Who has a clearer picture of the issues impacting performance, a better line of sight to customer needs and a better understanding of why they would leave: the performer or the external consultant?

Start with an Inquiry

If a current solution is failing, a common indicator tends to be either high engagement scores and high turnover, or high engagement scores and poor customer satisfaction scores. Since the problem was misdiagnosed, the chosen solution can’t solve it.

Researchers are now examining a more authentic and budget-friendly approach to improve diagnostics. They are asking themselves, “What if instead of immediately looking externally, we inquired internally first?” And are considering, “What if we invited employees to address their managers and thought leaders in a more direct conversation?”

This kind of inquiry starts with ensuring that your organization has a pathway for providing thoughtful input and making it clear that managers and thought leaders are open to receive it. Limited choice, survey questions carry inherent assumptions about what is needed or wanted. Replacing surveys with intentional, open-ended questions make responses more authentic, precise and specific. Discoveries, that would never have surfaced otherwise, are made in the process. This takes more time up front and a genuine willingness to listen, but often translates into lower development costs overall and better, organizational outcomes.

Most will agree that frontline staff has valuable input, but for many training experts the decision to prioritize internal inquiry is uncomfortable to make, because it is a follower-centric approach rather than leader-centric. The familiar, leadership paradigm typically does not consider the authentic voice of followership, an essential ingredient in any sustainable, organizational culture. Like well-matched dance partners, leaders and followers can optimize one another’s work.
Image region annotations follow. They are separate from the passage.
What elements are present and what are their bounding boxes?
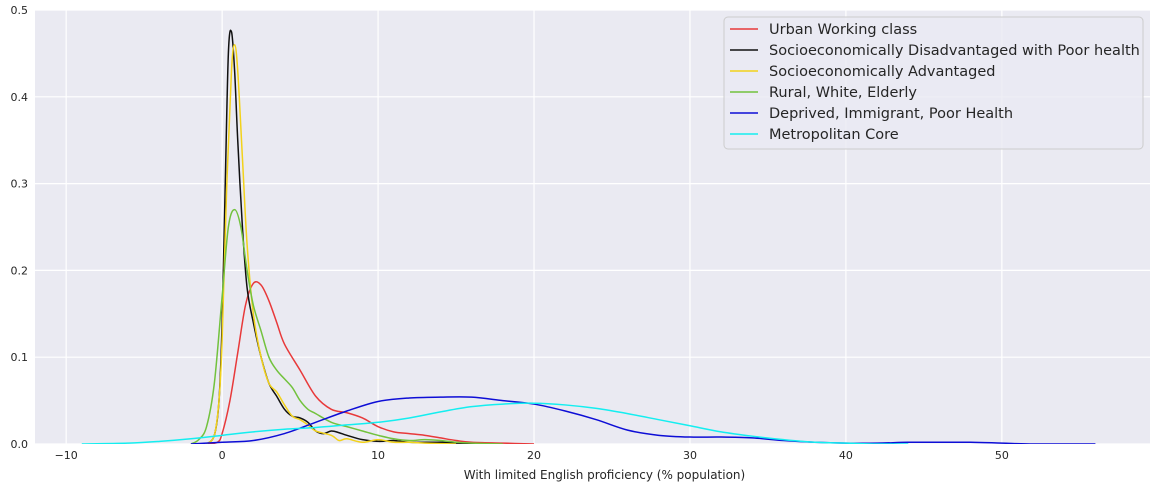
x-tick-label: 50: [995, 449, 1009, 462]
legend-label-metropolitan-core: Metropolitan Core: [769, 127, 899, 143]
legend-label-rural-white-elderly: Rural, White, Elderly: [769, 85, 917, 101]
series-line-socioeconomically-disadvantaged-with-poor-health: [205, 29, 488, 444]
y-tick-label: 0.2: [11, 264, 29, 277]
legend-label-deprived-immigrant-poor-health: Deprived, Immigrant, Poor Health: [769, 106, 1013, 122]
x-tick-label: 30: [683, 449, 697, 462]
y-tick-label: 0.4: [11, 91, 29, 104]
legend-box: [723, 16, 1144, 150]
legend: Urban Working class Socioeconomically Dis…: [723, 16, 1144, 150]
x-axis-label: With limited English proficiency (% popu…: [464, 468, 745, 482]
series-line-deprived-immigrant-poor-health: [190, 396, 1096, 444]
series-line-rural-white-elderly: [190, 208, 503, 444]
y-tick-label: 0.3: [11, 178, 29, 191]
legend-label-socioeconomically-disadvantaged-with-poor-health: Socioeconomically Disadvantaged with Poo…: [769, 43, 1140, 59]
series-line-urban-working-class: [206, 280, 535, 444]
x-tick-label: 20: [527, 449, 541, 462]
x-tick-label: −10: [55, 449, 78, 462]
series-line-metropolitan-core: [81, 402, 909, 444]
x-tick-label: 40: [839, 449, 853, 462]
y-tick-label: 0.0: [11, 438, 29, 451]
x-tick-label: 10: [371, 449, 385, 462]
series-line-socioeconomically-advantaged: [205, 43, 457, 444]
y-tick-label: 0.1: [11, 351, 29, 364]
y-tick-label: 0.5: [11, 4, 29, 17]
legend-label-urban-working-class: Urban Working class: [769, 22, 917, 38]
x-tick-label: 0: [219, 449, 226, 462]
series-group: [81, 29, 1096, 444]
legend-label-socioeconomically-advantaged: Socioeconomically Advantaged: [769, 64, 995, 80]
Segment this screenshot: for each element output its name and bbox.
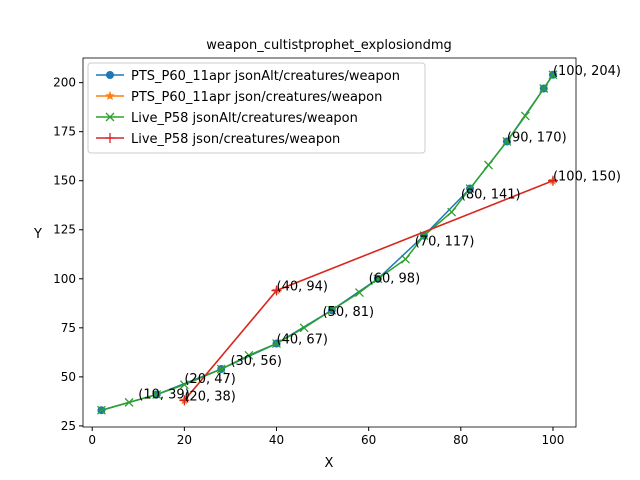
marker <box>152 390 162 399</box>
y-tick-label: 175 <box>53 125 76 139</box>
marker <box>354 288 364 297</box>
legend: PTS_P60_11apr jsonAlt/creatures/weapon PT… <box>87 62 426 154</box>
marker <box>271 285 282 296</box>
annotation: (80, 141) <box>461 187 521 202</box>
annotation: (10, 39) <box>138 387 190 402</box>
marker <box>105 112 115 122</box>
annotation: (70, 117) <box>415 234 475 249</box>
annotation: (40, 94) <box>277 280 329 295</box>
annotation: (30, 56) <box>230 354 282 369</box>
legend-label: PTS_P60_11apr jsonAlt/creatures/weapon <box>131 69 400 84</box>
x-tick-label: 0 <box>88 433 96 447</box>
annotation: (20, 47) <box>184 372 236 387</box>
annotation: (100, 204) <box>553 64 621 79</box>
x-tick-label: 100 <box>542 433 565 447</box>
marker <box>327 305 337 315</box>
marker <box>105 133 115 143</box>
marker <box>124 397 134 407</box>
legend-label: Live_P58 jsonAlt/creatures/weapon <box>131 111 358 126</box>
marker <box>502 137 512 146</box>
chart-title: weapon_cultistprophet_explosiondmg <box>206 38 452 53</box>
y-tick-label: 50 <box>61 370 76 384</box>
y-tick-label: 25 <box>61 419 76 433</box>
annotation: (90, 170) <box>507 130 567 145</box>
x-tick-label: 20 <box>177 433 192 447</box>
annotation: (100, 150) <box>553 170 621 185</box>
x-axis-label: X <box>325 456 334 471</box>
marker <box>179 380 189 390</box>
marker <box>299 323 309 333</box>
marker <box>465 184 475 194</box>
marker <box>547 175 558 186</box>
legend-label: Live_P58 json/creatures/weapon <box>131 132 340 147</box>
y-axis-label: Y <box>33 227 42 242</box>
marker <box>105 91 115 101</box>
marker <box>244 350 254 360</box>
marker <box>539 84 549 93</box>
x-tick-label: 80 <box>453 433 468 447</box>
y-tick-label: 75 <box>61 321 76 335</box>
y-tick-label: 200 <box>53 76 76 90</box>
marker <box>373 274 383 284</box>
marker <box>483 160 493 170</box>
annotation: (60, 98) <box>369 272 421 287</box>
marker <box>216 364 226 374</box>
y-tick-label: 125 <box>53 223 76 237</box>
marker <box>179 395 190 406</box>
legend-label: PTS_P60_11apr json/creatures/weapon <box>131 90 382 105</box>
marker <box>447 207 457 217</box>
y-tick-label: 100 <box>53 272 76 286</box>
marker <box>96 405 106 415</box>
legend-box <box>87 62 426 154</box>
x-tick-label: 60 <box>361 433 376 447</box>
annotation: (20, 38) <box>184 389 236 404</box>
x-tick-label: 40 <box>269 433 284 447</box>
marker <box>401 254 410 264</box>
plot-frame <box>82 57 577 428</box>
marker <box>520 111 530 121</box>
y-tick-label: 150 <box>53 174 76 188</box>
annotation: (50, 81) <box>323 305 375 320</box>
marker <box>272 339 281 348</box>
annotation: (40, 67) <box>277 333 329 348</box>
marker <box>106 71 114 79</box>
marker <box>548 70 558 80</box>
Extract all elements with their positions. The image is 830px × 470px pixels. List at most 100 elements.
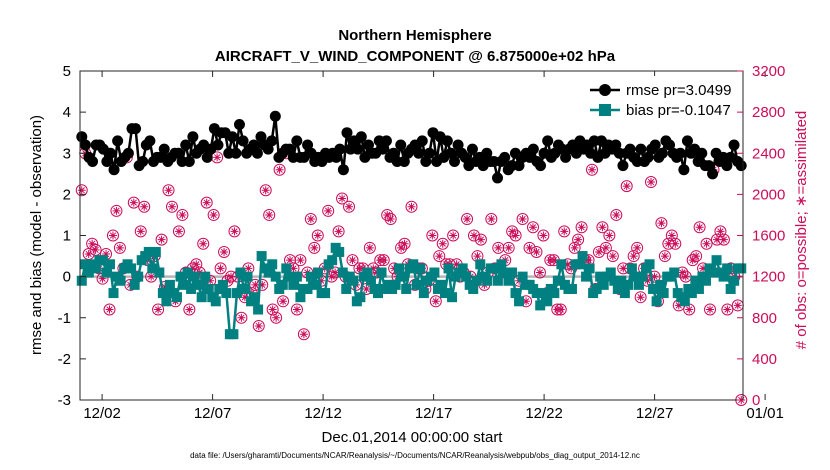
- assimilated-obs-marker: [435, 252, 444, 261]
- bias-point: [693, 283, 704, 294]
- axis-ticks: 12/02 12/07 12/12 12/17 12/22 12/27 01/01 -3 -2 -…: [58, 63, 786, 422]
- bias-point: [320, 288, 331, 299]
- assimilated-obs-marker: [574, 235, 583, 244]
- possible-obs-marker: [606, 250, 619, 263]
- bias-point: [150, 246, 161, 257]
- bias-point: [147, 263, 158, 274]
- rmse-point: [459, 151, 471, 163]
- bias-point: [97, 255, 108, 266]
- assimilated-obs-marker: [286, 256, 295, 265]
- rmse-point: [388, 147, 400, 159]
- bias-point: [154, 267, 165, 278]
- possible-obs-marker: [516, 213, 529, 226]
- rmse-point: [112, 135, 124, 147]
- assimilated-obs-marker: [535, 268, 544, 277]
- x-axis-label: Dec.01,2014 00:00:00 start: [322, 429, 504, 446]
- rmse-point: [681, 135, 693, 147]
- assimilated-obs-marker: [105, 305, 114, 314]
- rmse-point: [728, 139, 740, 151]
- rmse-point: [355, 131, 367, 143]
- rmse-point: [255, 131, 267, 143]
- possible-obs-marker: [277, 295, 290, 308]
- assimilated-obs-marker: [213, 153, 222, 162]
- assimilated-obs-marker: [220, 247, 229, 256]
- assimilated-obs-marker: [331, 268, 340, 277]
- bias-point: [658, 288, 669, 299]
- rmse-point: [398, 155, 410, 167]
- bias-point: [574, 259, 585, 270]
- assimilated-obs-marker: [619, 264, 628, 273]
- assimilated-obs-marker: [202, 198, 211, 207]
- y-right-tick-label: 1600: [752, 228, 785, 245]
- rmse-point: [230, 147, 242, 159]
- assimilated-obs-marker: [733, 301, 742, 310]
- possible-obs-marker: [554, 303, 567, 316]
- rmse-point: [269, 110, 281, 122]
- bias-point: [200, 271, 211, 282]
- bias-point: [616, 275, 627, 286]
- possible-obs-marker: [492, 241, 505, 254]
- possible-obs-marker: [103, 303, 116, 316]
- assimilated-obs-marker: [164, 186, 173, 195]
- y-tick-label: 4: [63, 104, 71, 121]
- bias-point: [104, 259, 115, 270]
- rmse-point: [513, 160, 525, 172]
- possible-obs-marker: [572, 233, 585, 246]
- assimilated-obs-marker: [511, 231, 520, 240]
- bias-point: [736, 263, 747, 274]
- rmse-point: [79, 139, 91, 151]
- possible-obs-marker: [197, 237, 210, 250]
- rmse-point: [452, 139, 464, 151]
- chart-title: Northern Hemisphere: [338, 27, 491, 44]
- bias-point: [348, 275, 359, 286]
- bias-point: [302, 283, 313, 294]
- bias-point: [429, 267, 440, 278]
- possible-obs-marker: [218, 245, 231, 258]
- bias-point: [365, 275, 376, 286]
- assimilated-obs-marker: [84, 250, 93, 259]
- possible-obs-marker: [721, 303, 734, 316]
- bias-point: [372, 288, 383, 299]
- rmse-point: [291, 135, 303, 147]
- chart-subtitle: AIRCRAFT_V_WIND_COMPONENT @ 6.875000e+02…: [215, 48, 616, 65]
- legend-rmse-label: rmse pr=3.0499: [626, 82, 731, 99]
- assimilated-obs-marker: [334, 227, 343, 236]
- rmse-point: [108, 164, 120, 176]
- bias-point: [538, 288, 549, 299]
- bias-point: [249, 292, 260, 303]
- bias-point: [284, 271, 295, 282]
- bias-point: [164, 279, 175, 290]
- legend-bias-label: bias pr=-0.1047: [626, 102, 731, 119]
- footnote: data file: /Users/gharamti/Documents/NCA…: [190, 451, 640, 460]
- assimilated-obs-marker: [601, 243, 610, 252]
- assimilated-obs-marker: [272, 313, 281, 322]
- possible-obs-marker: [86, 237, 99, 250]
- possible-obs-marker: [575, 221, 588, 234]
- possible-obs-marker: [162, 184, 175, 197]
- bias-point: [115, 275, 126, 286]
- assimilated-obs-marker: [532, 247, 541, 256]
- possible-obs-marker: [270, 311, 283, 324]
- assimilated-obs-marker: [716, 227, 725, 236]
- possible-obs-marker: [152, 303, 165, 316]
- bias-point: [566, 283, 577, 294]
- rmse-point: [341, 127, 353, 139]
- possible-obs-marker: [290, 303, 303, 316]
- bias-point: [376, 267, 387, 278]
- possible-obs-marker: [658, 250, 671, 263]
- x-tick-label: 12/02: [83, 405, 121, 422]
- assimilated-obs-marker: [365, 243, 374, 252]
- bias-point: [143, 246, 154, 257]
- assimilated-obs-marker: [216, 264, 225, 273]
- bias-point: [619, 288, 630, 299]
- y-right-tick-label: 2000: [752, 186, 785, 203]
- rmse-point: [262, 143, 274, 155]
- bias-point: [436, 279, 447, 290]
- rmse-point: [617, 160, 629, 172]
- assimilated-obs-marker: [712, 235, 721, 244]
- bias-point: [605, 267, 616, 278]
- rmse-point: [420, 155, 432, 167]
- bias-point: [411, 279, 422, 290]
- assimilated-obs-marker: [254, 321, 263, 330]
- bias-point: [80, 259, 91, 270]
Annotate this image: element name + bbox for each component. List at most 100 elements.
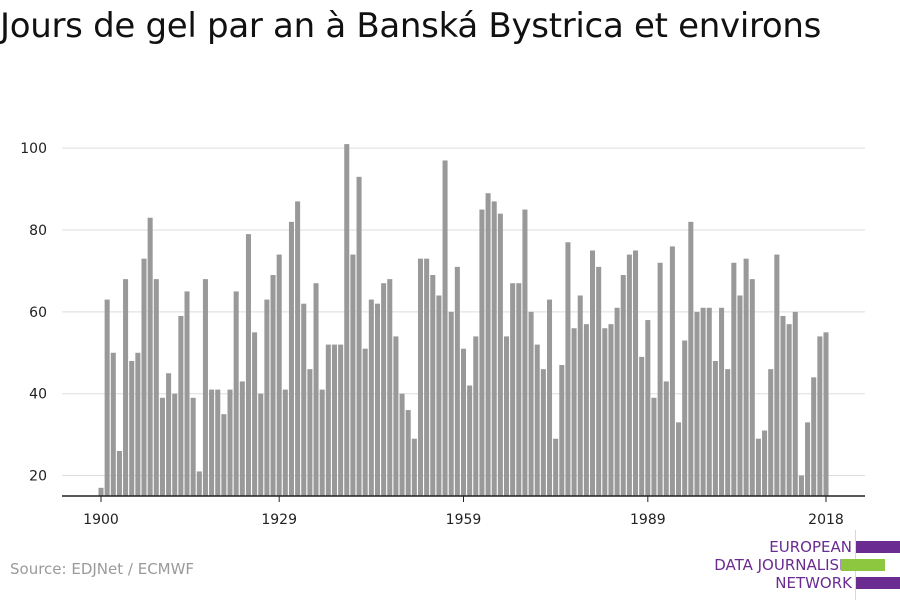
bar-1919 bbox=[215, 389, 221, 496]
bar-1951 bbox=[411, 438, 417, 496]
bar-2010 bbox=[774, 254, 780, 496]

Hesitation is understandable, yet the research is clear: Organizations need a new approach. By truly honoring and incorporating the voices of frontline staff and followers, managers and thought leaders can better understand the real needs of the organization. This is the missing piece.

Next Steps

Here are a few ideas to consider when beginning a process of internal inquiry:

  1. Establish Good Faith – Communicate a sincere desire for two-way dialogue as personally and as transparently as possible. Ideally, this should happen at every level of the organization, between each leader-follower pairing. If trust has been damaged in some areas or in any relationships, seek to repair and rebuild it wherever possible.
  2. Design Inquiry Questions – Design a short set of open-ended questions to ask groups of employees by rank and department, perhaps 5-6 questions at most. You may wish to hire a coach to develop questions that both reflect senior leaders’ organizational visions and also leave room for employees at every level to share real needs from the follower perspective with their respective supervisors. Sample questions might be:
  • What is your biggest routine challenge?
  • What could your leader do to help you with this challenge?
  • What other kind of support or change do you need to address this challenge?
  1. Invite Candid Input – Create time for employees of similar rank to gather in groups and respond to the inquiries at the same time in writing. If hiring a coach, you may wish to have that person facilitate a brief discussion before the writing takes place.